Modern hybrid chickens have been selectively bred for increased egg production. Starting around 5 months old, my Orpington lay a minimum of one egg per day and often two. With two of these I soon had more eggs than I could eat, to the benefit of friends and neighbors who received the occasional half-dozen fresh eggs. Heirloom breeds may lay fewer eggs, but typically retain more pest and disease resistance than hybrid breeds.
A happy chicken means a healthier chicken and steadier egg-laying. Some wilder breeds will avoid human contact even if handled since a young age. These breeds require little or no human interaction, but will want a friend or two of their own kind instead in order to remain happy.
Temperament should be carefully considered when choosing chickens. Calmer breeds such as the Ameraucana, Orpington, and Australorp are better suited to confinement in smaller urban yards unable to sustain multiple free range birds. All chickens should ideally be allowed outside, even if only a small area of the yard can be set aside.
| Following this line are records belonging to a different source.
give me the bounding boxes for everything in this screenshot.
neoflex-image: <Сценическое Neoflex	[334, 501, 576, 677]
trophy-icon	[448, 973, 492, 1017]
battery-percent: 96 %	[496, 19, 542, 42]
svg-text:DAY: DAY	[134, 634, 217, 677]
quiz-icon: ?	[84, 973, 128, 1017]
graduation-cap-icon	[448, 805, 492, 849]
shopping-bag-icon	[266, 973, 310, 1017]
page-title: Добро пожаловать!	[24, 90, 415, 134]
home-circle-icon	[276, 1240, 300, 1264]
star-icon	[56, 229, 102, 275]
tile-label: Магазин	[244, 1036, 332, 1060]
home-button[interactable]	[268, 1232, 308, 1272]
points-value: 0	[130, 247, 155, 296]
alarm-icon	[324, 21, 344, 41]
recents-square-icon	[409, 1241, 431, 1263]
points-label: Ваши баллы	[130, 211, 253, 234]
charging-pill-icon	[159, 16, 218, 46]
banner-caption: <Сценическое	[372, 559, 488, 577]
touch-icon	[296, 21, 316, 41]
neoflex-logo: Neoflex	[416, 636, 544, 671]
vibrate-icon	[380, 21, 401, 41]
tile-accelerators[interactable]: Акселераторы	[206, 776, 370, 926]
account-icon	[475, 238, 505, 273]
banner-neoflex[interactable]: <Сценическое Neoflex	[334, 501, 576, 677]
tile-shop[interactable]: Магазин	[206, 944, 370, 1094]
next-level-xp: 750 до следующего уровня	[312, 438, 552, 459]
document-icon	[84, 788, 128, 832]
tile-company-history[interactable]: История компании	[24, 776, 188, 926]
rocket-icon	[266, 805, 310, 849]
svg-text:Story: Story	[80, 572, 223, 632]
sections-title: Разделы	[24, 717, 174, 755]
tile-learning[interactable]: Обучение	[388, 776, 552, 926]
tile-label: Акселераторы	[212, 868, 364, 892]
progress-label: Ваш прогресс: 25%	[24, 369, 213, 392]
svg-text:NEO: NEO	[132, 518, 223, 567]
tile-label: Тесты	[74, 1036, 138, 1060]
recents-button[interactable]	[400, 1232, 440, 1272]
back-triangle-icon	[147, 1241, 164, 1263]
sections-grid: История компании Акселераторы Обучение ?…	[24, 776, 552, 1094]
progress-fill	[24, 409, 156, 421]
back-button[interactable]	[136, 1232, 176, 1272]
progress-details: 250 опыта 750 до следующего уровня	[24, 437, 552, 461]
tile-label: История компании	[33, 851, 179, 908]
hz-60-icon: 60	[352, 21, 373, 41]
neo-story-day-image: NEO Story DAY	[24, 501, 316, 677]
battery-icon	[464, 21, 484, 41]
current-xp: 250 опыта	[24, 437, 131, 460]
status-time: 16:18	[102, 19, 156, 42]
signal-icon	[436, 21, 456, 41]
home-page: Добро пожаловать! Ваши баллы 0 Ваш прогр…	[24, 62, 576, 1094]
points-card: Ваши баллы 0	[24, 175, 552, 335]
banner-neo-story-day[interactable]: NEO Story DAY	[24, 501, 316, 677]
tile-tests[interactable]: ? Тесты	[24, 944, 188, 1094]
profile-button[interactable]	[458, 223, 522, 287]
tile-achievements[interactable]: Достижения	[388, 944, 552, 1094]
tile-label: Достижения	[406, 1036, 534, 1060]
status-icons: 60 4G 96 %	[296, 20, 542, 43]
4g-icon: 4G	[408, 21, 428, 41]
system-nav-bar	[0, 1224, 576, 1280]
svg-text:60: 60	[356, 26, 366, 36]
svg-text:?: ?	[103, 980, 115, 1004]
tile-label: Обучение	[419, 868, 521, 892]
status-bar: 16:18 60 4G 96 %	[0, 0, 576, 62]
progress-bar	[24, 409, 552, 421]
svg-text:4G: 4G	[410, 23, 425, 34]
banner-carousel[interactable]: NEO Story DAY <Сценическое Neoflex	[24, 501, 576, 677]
The less bred for human farming the chicken, the less she will enjoy confinement. Some breeds need more interior space in the coop as well as more outdoor space. Depending on the number of birds kept, a flock too wild to accept close confinement become prone to pecking and other disordered behavior.
Keeping only two or three chickens at a time created little competition for food or space between the birds. Even more temperamental varieties should cause little trouble, but keep a closer eye on them at first to make sure no problems arise.
The local weather raises another important consideration. Some chicken varieties are only suited for warmer climates where temperatures rarely or never drop below zero. This especially applies to a breed that needs to be kept free range since these chickens could not be kept indoors under a heating lamp during the winter. Others do well even in deep winter without additional heat provided. A feed store should only carry those breeds suitable for the local climate, but make sure to ask anyway and do your own research.
The two main considerations when choosing a chicken breed should be whether or not you want more direct contact with your chickens as pets, and how much space can be provided per bird. The number of eggs provided should also be kept in mind. The true fun becomes keeping a few chickens of different colors, shapes and sizes – with eggs equally varied, from pure white to green to reddish brown.